Texas is one of the prosperous states hard-hit by Covid-19. Having one of the highest outbreak levels, Texas has felt the impact economically. Most businesses came to a standstill. The lawmakers are discussing a reform solution to bridge the budget gap and create economic relief in the face of increasing pandemic healthcare costs.
While many states are escalating the development of medical marijuana programs for much-needed tax revenues, it’s a hard sell in Texas. Currently, Texas has the most limiting medical marijuana program. The restrictive laws have left the medical cannabis industry, mostly untapped. And along with it, valuable tax revenues.
“It certainly could be a help. It could augment the shortfall,” Speaker Dennis Bonnen (R) said. “But I don’t believe it’s anywhere near a singular solution.”
According to industry experts, if Texas decides to end cannabis prohibition, ultimately, it would experience higher revenue in taxing sales. The tax revenue might not eliminate the budget problem, but it would deal with a massive part of it.
In an interview with Spectrum News Austin, Bonnen said that the revenue derived from cannabis sales would not entirely deal with the state’s fiscal problems. But it might be an excellent place to start.
“The state budget in Texas is so large. There is no singular solution to a budget challenge,” Bonnen said. “So legalization of marijuana should be considered next session by those who want to bring that forward, but it doesn’t solve the budget challenge we’ll be facing.”
Bonnen’s comments have elicited positivity in legalization advocates who see the possibility of a change from the prohibition. The hard economic situation in Texas has made even the lawmakers most opposed to legalization to pause, and evaluate the financial benefits of legalization.
In an interview with Marijuana Moment, Heather Fazio, director of Texans for Responsible Marijuana Policy, says, “Our state is facing a budget crisis. It would serve us well to repeal marijuana prohibition, a change that would preserve valuable criminal justice resources and could bring in as much as $1 billion in estimated tax revenue.”
Judging from the flurry of cannabis legal reforms in Texas, the journey to legalization is not without hope. Back in 2018, the Texas Republican Party endorsed marijuana decriminalization. This expanded the state’s current limited medical cannabis law. Hemp was legalized, and marijuana was federally rescheduled. Still, the delegates haven’t been able to finalize an updated platform, but there is an excellent possibility of doing so.
The cannabis decriminalization bill got approved by the House of Representatives, but it made no headway when it reached the senate.
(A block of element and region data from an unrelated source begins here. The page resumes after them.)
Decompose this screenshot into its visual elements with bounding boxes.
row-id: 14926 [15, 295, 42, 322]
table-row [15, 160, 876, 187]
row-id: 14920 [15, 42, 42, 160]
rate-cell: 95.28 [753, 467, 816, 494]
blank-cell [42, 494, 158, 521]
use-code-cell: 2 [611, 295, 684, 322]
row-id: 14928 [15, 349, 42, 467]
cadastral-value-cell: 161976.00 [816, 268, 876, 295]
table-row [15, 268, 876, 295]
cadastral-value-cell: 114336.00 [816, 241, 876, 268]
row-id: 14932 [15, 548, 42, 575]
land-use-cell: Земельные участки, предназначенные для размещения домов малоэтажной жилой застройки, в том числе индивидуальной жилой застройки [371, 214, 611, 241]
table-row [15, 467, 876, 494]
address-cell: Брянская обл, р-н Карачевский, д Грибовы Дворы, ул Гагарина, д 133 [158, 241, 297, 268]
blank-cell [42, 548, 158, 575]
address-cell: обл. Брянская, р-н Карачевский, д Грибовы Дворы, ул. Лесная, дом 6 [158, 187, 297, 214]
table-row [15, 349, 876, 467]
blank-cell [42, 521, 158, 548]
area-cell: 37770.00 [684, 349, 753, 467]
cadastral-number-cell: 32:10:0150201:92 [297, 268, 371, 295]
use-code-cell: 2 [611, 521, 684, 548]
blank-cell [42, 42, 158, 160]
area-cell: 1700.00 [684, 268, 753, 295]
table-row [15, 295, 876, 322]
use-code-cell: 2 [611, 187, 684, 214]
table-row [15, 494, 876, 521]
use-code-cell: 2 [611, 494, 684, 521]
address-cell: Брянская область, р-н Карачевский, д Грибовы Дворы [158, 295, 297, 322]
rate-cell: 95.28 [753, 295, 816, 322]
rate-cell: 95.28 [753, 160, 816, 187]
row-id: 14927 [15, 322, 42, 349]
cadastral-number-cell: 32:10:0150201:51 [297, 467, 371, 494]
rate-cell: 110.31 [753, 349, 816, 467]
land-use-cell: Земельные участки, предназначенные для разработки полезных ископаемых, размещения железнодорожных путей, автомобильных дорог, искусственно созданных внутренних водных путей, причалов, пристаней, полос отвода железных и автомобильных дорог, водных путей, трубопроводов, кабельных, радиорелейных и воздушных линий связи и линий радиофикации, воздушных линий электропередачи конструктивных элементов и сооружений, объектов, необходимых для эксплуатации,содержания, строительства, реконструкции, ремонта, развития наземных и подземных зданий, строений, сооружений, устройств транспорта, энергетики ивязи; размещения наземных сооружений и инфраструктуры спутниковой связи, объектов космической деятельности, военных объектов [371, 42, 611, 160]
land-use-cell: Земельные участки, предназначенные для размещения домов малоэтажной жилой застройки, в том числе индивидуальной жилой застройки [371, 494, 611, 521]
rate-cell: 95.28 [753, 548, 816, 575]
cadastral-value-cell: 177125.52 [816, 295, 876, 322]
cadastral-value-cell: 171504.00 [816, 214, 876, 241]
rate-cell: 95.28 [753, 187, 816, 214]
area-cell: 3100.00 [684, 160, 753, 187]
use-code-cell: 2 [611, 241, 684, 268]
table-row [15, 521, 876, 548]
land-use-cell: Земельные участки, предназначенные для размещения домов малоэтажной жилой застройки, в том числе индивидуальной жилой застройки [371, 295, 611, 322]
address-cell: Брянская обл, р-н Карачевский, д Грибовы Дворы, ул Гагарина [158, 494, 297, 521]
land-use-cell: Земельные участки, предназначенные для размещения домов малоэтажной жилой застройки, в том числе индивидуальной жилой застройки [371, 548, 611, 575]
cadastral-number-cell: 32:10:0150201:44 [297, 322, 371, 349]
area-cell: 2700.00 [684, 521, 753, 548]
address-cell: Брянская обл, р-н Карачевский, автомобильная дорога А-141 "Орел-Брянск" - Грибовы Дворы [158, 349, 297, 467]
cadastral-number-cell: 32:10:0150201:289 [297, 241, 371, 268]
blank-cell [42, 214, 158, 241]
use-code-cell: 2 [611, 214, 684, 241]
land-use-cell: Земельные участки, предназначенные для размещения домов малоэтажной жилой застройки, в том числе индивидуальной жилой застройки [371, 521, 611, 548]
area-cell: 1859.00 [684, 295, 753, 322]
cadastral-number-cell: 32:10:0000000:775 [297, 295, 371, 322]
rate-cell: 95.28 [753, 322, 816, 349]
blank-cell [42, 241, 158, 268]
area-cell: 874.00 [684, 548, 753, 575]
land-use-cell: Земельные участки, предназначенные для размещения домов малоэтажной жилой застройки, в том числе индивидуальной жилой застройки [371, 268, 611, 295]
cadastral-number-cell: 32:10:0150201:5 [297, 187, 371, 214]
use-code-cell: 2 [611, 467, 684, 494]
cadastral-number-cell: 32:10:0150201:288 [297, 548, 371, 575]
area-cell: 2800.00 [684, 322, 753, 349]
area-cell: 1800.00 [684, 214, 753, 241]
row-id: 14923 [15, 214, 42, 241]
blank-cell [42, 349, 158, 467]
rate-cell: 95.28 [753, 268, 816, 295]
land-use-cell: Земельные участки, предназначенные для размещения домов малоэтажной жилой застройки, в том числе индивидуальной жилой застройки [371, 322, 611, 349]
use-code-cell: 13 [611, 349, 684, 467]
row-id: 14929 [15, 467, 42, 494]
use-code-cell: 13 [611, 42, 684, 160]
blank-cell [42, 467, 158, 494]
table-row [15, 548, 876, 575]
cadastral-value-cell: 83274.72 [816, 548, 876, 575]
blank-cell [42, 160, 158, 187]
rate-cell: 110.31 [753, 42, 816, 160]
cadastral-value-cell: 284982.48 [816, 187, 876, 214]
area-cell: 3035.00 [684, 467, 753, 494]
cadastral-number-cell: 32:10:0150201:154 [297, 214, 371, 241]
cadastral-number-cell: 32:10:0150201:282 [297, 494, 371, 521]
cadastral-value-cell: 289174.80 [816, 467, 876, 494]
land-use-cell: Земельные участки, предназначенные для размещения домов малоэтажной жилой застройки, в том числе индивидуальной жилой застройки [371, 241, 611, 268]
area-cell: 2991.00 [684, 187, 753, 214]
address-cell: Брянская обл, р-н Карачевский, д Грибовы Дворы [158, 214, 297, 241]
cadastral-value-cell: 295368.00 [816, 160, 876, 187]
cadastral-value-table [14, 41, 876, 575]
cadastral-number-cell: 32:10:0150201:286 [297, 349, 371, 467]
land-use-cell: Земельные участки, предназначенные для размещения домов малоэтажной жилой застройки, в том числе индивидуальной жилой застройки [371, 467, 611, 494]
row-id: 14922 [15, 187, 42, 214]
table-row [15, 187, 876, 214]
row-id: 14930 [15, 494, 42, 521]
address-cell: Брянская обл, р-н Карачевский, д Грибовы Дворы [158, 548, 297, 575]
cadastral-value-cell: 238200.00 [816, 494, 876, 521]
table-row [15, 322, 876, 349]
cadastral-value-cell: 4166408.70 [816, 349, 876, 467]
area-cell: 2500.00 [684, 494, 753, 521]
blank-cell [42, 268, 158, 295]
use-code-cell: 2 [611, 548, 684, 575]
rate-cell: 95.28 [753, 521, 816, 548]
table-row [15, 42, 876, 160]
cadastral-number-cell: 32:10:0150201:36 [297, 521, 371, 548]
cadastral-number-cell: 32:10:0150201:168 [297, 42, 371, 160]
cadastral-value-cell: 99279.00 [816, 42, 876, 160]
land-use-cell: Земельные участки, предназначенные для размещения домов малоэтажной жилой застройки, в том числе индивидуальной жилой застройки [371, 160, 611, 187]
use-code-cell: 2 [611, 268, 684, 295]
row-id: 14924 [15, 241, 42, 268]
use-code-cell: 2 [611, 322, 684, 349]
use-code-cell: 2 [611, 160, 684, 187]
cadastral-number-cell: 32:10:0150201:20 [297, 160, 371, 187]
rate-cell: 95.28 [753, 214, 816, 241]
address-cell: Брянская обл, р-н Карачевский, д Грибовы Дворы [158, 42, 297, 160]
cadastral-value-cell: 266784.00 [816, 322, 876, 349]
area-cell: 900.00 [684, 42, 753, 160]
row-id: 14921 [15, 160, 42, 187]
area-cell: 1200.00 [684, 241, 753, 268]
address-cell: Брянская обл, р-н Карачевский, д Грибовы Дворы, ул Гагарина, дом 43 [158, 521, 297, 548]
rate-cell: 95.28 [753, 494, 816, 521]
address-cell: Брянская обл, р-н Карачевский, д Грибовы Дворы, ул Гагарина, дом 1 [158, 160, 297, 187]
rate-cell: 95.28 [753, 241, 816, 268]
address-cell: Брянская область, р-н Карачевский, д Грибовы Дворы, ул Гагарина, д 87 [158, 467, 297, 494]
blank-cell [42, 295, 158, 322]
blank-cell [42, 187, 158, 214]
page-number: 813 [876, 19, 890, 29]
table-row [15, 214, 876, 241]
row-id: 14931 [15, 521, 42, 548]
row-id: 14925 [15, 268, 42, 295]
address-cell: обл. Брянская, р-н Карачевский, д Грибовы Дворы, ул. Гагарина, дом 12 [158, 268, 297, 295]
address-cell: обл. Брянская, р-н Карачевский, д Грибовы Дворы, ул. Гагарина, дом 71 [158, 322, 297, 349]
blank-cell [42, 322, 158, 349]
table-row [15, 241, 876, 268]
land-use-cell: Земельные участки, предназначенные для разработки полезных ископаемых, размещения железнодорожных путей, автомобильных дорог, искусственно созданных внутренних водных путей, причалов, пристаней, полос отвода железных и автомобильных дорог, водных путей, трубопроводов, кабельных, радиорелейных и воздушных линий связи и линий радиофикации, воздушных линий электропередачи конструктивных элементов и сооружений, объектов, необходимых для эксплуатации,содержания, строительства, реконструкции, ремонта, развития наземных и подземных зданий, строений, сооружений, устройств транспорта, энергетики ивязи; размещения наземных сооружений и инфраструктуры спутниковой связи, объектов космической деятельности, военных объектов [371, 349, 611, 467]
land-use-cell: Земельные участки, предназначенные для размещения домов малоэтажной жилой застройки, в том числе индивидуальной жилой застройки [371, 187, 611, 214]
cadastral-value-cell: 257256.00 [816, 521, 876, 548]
The state’s legalization of hemp has reduced marijuana arrests. This is mainly because of the law enforcement’s difficulty in telling apart the newly legal crop from its still-illicit cannabis cousin. After Texas’s hemp law taking effect, marijuana arrests were reduced by more than a half.
The Austin Police Department recently issued a memo making it clear that there will be no more misdemeanor cannabis arrests. In the memo, some citations echoed the measure that the City Council approved in January. Back in May, the El Paso City Council endorsed a plan aimed at reducing low-level marijuana arrests.
The state of Texas is moving towards major medical marijuana legal reforms. Already there is strong talk of the economic benefits of legalization. When the new session begins in January 2021, major cannabis reforms are likely to occur, according to news speculation. With Bonnen not seeking reelection this year, the new speaker might just be pro-legalizing and pushing the cannabis legal reform agenda in Texas.